Multi-Agent Evolve: LLM Self-Improve through Co-evolution

Reinforcement Learning (RL) has demonstrated significant potential in enhancing the reasoning capabilities of large language models (LLMs). However, the success of RL for LLMs heavily relies on human-curated datasets and verifiable rewards, which limit their scalability and generality. Recent Self-Play RL methods, inspired by the success of the paradigm in games and Go, aim to enhance LLM reasoning capabilities without human-annotated data. However, their methods primarily depend on a grounded environment for feedback (e.g., a Python interpreter or a game engine); extending them to general domains remains challenging. To address these challenges, we propose Multi-Agent Evolve (MAE), a framework that enables LLMs to self-evolve in solving diverse tasks, including mathematics, reasoning, and general knowledge Q&A. The core design of MAE is based on a triplet of interacting agents (Proposer, Solver, Judge) that are instantiated from a single LLM, and applies reinforcement learning to optimize their behaviors. The Proposer generates questions, the Solver attempts solutions, and the Judge evaluates both while co-evolving. Reinforcement Learning (RL) (Kaelbling et al., 1996; Silver et al., 2014) has demonstrated substantial potential in training Large Language Models (LLMs), leading to notable improvements in tasks such as coding and reasoning (Guo et al., 2025).
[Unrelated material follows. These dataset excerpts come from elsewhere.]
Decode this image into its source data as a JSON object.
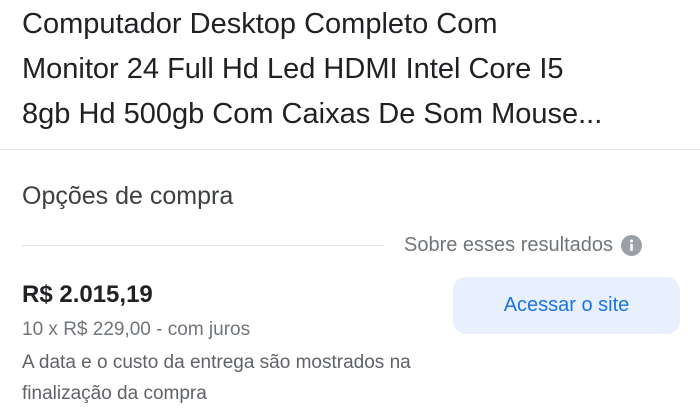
{
  "product": {
    "title_lines": [
      "Computador Desktop Completo Com",
      "Monitor 24 Full Hd Led HDMI Intel Core I5",
      "8gb Hd 500gb Com Caixas De Som Mouse..."
    ]
  },
  "purchase_options": {
    "heading": "Opções de compra",
    "about_results_label": "Sobre esses resultados",
    "about_results_icon": "info-icon",
    "offer": {
      "price": "R$ 2.015,19",
      "installments": "10 x R$ 229,00 - com juros",
      "delivery_note": "A data e o custo da entrega são mostrados na finalização da compra",
      "visit_button_label": "Acessar o site"
    }
  },
  "colors": {
    "button_background": "#e8f0fe",
    "button_text": "#1a73e8",
    "primary_text": "#202124",
    "secondary_text": "#70757a"
  }
}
However, these successes rely heavily on human-curated datasets, where ground truth answers are available to provide verifiable rewards (Shao et al., 2024). Human-curated datasets are costly and limited in numbers, which raises concerns about their scalability. Moreover, if LLMs are to advance beyond human-level intelligence in general domains, they will likely require training signals that surpass the capacity of human curation. In this paper, we focus on the central research question: can we build an effective RL framework for LLM to self-improve without human annotation in general domains? Self-Play has long been a proven paradigm for achieving self-improvement in machine learning, particularly in environments with well-defined feedback such as Go, and other games (OpenAI et al., 2019; Silver et al., 2017; Klein, 2022).